Now, let’s put yourself on the receiving end. YOU are the master gardener and landscape artist. Are you going to be impressed when your dates pretends to know how to grow roses and midnight orchids?
Yes, it’s nice when someone goes out of their way to impress. It’s flattering to know that they want you to like them that much. But, it’s not sustainable. True colors are always revealed. So, why waste your time hiding them, or being someone you’re not. You’d be setting yourself up for some first-class awkwardness.
Another twist on this same concept is you also don’t want to be completely agreeable. Even if you don’t have the foreknowledge of your date’s hobbies and interests, you can still pretend by agreeing with everything they say. They share what movies and books they like, and of course, you do too! Their favorite kind of vacation is lounging at the beach, and you pretend yours is too. When really, you’d rather be camping atop a mountain somewhere.
Again, the truth will come out, and it will come out after time and energy has been spent building a relationship that ends up on the rocks because really, you’re completely different people!
Be yourself, hold true to your likes/dislikes, your convictions/opinions, your values and perspectives, etc.
Most people who fall into the trap of pretend or agreeableness are trying to avoid awkwardness. But really, awkwardness is just being delayed. Even if your first date becomes a little uncomfortable, isn’t that better than making all the way to date 2,3, 10, 20? Once all is revealed everything you’ve built will blow up in your face.
It’s not fun when you learn someone has been spending time and energy lying to you about who they really are.
Perhaps if your differences are revealed on the first date it will be awkward and maybe you won’t be impressed, but at least you’ll know that you respect yourself enough to be who you are, and your date will respect that, too. They will respect that you were honest, even if the romance ends right then and there.
Don’t forget that differences don’t necessarily mean a relationship shouldn’t continue or bonds can’t be formed. Most differences aren’t deal breakers. Some people believe opposites attract. Some people are looking for someone who doesn’t like everything they like. They want to have separate interests and hobbies; doing so promotes individuality.
Difference also create room for curiosity. If you’re on a date with the Civil War buff isn’t it better to ask questions and show genuine interest in what they know and what their passion is rather than show up to the date armed with talking points?
Most people will enjoy talking about and sharing their passion with someone who is genuinely interested. It certainly beats listening to someone else talk about something they know nothing about. Most people are going to be more flattered that you care enough to be inquisitive.

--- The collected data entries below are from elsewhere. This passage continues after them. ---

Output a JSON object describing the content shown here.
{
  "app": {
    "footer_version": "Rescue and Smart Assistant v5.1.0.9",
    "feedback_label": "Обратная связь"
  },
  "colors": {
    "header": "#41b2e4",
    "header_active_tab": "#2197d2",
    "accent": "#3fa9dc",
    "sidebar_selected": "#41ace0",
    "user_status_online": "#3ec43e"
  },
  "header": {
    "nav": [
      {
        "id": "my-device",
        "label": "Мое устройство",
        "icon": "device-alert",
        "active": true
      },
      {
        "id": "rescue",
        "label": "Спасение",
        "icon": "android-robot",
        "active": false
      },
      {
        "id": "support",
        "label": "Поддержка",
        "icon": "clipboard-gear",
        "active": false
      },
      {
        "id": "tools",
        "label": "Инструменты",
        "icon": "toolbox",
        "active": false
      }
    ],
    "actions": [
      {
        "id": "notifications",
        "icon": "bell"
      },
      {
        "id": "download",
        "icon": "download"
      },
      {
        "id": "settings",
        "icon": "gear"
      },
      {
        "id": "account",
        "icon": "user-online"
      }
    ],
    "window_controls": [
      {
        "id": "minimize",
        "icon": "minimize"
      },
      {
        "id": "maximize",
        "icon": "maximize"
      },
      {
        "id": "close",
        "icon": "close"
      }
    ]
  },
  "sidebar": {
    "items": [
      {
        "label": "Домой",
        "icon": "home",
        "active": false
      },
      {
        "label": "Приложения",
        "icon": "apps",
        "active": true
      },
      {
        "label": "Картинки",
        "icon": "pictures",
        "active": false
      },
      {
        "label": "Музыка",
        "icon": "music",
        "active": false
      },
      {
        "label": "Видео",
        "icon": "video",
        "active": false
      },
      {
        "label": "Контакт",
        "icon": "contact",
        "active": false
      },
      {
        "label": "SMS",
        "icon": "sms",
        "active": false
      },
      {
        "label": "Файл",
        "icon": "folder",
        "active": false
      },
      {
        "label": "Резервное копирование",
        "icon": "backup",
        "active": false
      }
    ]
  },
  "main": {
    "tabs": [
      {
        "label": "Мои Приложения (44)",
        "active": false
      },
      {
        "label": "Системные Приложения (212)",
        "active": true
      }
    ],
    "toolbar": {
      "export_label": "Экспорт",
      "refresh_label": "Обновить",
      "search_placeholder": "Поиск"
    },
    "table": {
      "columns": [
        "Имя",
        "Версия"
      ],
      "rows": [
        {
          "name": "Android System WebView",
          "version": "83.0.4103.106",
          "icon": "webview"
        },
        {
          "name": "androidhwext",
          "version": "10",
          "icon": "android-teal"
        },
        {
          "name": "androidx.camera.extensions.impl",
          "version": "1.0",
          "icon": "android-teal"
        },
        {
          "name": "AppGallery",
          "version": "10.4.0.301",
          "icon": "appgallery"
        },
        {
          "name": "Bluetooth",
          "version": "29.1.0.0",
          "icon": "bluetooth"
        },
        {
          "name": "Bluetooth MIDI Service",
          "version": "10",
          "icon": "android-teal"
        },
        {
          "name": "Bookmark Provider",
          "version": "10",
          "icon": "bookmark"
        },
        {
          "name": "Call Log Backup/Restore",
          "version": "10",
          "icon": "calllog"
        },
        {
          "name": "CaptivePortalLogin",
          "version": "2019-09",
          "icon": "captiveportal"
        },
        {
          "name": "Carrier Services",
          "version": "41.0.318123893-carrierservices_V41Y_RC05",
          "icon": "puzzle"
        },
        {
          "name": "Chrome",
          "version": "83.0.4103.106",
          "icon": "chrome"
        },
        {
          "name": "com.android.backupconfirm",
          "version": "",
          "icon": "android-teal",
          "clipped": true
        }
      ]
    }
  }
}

Remember this too, some conversations that happen are not just about interests and hobbies. Sometimes personal topics come up. You’re asked a question about your family, work, past relationships, etc., and you’re not ready yet. It’s still not OK to lie to like about it, or to make something sound better than it is. You don’t have to feel like you owe an explanation. You don’t need to spill your guts on a first date (or second or third).
If it’s a touchy subject, ask to speak about it another time or find a way to change the subject.
Don’t forget to do a little quick reversal. If you are on the receiving end of hesitation, don’t push, pry or interrogate. Respect boundaries, don’t judge and give people the benefit of the doubt. After all, wouldn’t you also like to be treated with that kind of patience and compassion? We all have things that are tough to talk about, and we have the right to talk about those things, when we are ready and comfortable, and once genuine trust has been established.
If someone asks you a question or brings up a topic that you’re not comfortable with, don’t lie just to accommodate. The truth will bubble up later and it could have detrimental effects.
In conclusion, being yourself will be impressive and it will reveal confidence (even if you don’t necessarily feel that way on the inside). Owning who you are will never be a bad thing. If you’re rejected, so be it. You didn’t meet the right person for you. That’s what dating is all about.